Printing custom tuck cases option 1: Go with the printer.
The first option is to print the tuck with the card printer. If you are thinking of a plain CMYK tuck, look no further: they are good at doing it. It is cheaper and much easier, as you don’t need to assemble the tuck case, and skipping an additional step is always advisable so to reduce the risk that someone makes a mistake.
The issue with card printers is that the prices for a premium tuck case are extremely high. Imagine that just adding foiling to the tuck cases through USPCC is as expensive as having the tuck printed with foiling and embossing from a third party. Why card printers don’t care about reducing their prices, I honestly don’t know – but definitely something to keep in mind.
The one card printer that offers affordable foiling and embossing options is NPCC. I worked with them in the past (even though with a plain tuck case), and they offer quality tuck cases – definitely a good option to check out.

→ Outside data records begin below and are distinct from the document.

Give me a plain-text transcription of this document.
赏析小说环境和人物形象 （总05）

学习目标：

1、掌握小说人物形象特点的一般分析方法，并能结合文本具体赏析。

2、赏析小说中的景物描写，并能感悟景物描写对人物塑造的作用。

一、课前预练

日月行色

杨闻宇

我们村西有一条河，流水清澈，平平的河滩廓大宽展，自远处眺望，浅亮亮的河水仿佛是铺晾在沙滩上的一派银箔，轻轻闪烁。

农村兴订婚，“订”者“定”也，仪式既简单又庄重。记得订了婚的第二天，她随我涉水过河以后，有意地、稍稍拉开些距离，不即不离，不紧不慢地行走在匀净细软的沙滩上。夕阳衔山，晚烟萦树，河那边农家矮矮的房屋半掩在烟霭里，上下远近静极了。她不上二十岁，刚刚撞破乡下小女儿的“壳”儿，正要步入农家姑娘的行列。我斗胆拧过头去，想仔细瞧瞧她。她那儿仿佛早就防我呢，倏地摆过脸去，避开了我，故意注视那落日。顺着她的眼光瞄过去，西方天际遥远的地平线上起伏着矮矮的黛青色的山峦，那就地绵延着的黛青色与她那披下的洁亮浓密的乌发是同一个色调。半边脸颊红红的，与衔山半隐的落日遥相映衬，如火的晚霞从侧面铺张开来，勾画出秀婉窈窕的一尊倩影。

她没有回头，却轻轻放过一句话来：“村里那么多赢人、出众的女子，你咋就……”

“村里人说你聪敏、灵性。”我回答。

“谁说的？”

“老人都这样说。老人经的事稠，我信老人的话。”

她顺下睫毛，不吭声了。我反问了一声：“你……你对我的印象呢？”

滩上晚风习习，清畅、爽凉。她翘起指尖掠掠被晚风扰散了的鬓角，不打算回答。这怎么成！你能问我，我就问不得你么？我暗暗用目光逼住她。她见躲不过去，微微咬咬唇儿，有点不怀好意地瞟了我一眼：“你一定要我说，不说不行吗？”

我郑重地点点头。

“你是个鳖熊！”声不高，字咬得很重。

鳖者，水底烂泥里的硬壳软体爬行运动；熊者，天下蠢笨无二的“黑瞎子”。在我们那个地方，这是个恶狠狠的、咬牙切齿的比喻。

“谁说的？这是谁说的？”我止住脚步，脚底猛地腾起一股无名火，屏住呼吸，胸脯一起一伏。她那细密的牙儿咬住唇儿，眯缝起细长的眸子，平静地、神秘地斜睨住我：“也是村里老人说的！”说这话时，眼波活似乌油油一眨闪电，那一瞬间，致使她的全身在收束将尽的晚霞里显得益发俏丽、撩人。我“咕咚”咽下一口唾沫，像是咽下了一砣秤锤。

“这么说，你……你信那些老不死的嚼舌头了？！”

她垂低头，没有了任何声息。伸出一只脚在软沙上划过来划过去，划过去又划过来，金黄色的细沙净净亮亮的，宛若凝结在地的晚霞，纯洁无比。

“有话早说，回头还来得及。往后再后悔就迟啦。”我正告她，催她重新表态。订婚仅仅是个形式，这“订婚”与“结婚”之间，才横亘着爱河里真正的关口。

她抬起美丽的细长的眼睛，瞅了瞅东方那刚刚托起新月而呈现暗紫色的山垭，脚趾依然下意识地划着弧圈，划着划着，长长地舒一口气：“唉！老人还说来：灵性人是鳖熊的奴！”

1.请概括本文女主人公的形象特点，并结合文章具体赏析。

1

Printing custom tuck cases option 2: Go to a third party
Adding a layer in between increases the likelihood of delays and issues. However, if you want foiling and or embossing, and even more so if you are looking to more complex printing techniques, third party printers are your best bet. Printing a custom tuck case with foiling and embossing will cost between $2.000 and $3.000, including assembly. Here are the one I know:
Gambler’s Warehouse (most convenient)
GW is always the first one to contact. They are mostly known for fulfilling projects, which means that they are experienced in packing and you can use them as a one-stop shop: they can take care of everything.
GW tends to be slightly more expensive when it comes to manufacturing, but since they take care of everything, it is often the most economically sensitive call to make.
Clove St Press (good prices, good quality)
Clove St Press is a very solid option, and has worked on many successful projects. They tend to be slightly cheaper than GW, but don’t take care of fulfilling, which effectively adds a layer and raises costs.
Oath Playing Cards (stunning quality, no MOQ)
Lotrek is well known for producing unbelievable tuck cases for its own projects. On top of that, he works with other designers. The great thing about going with them is the lack of MOQ: you will very often see them for very limited print runs (below 500 units). I never worked with them, but I did ask for a quote and never heard back. I really hope we will be able to work with them in the future.
Printing custom tuck cases: conclusion
Printing custom tuck cases for your Kickstarter project is a complex decision to make. It is important to get many quotes so to choose the best option in your specific case. The big conclusion I drew to myself is the following: work with the playing cards printer if the tuck case is plain CMYK, and definitely talk to third parties if you want something more.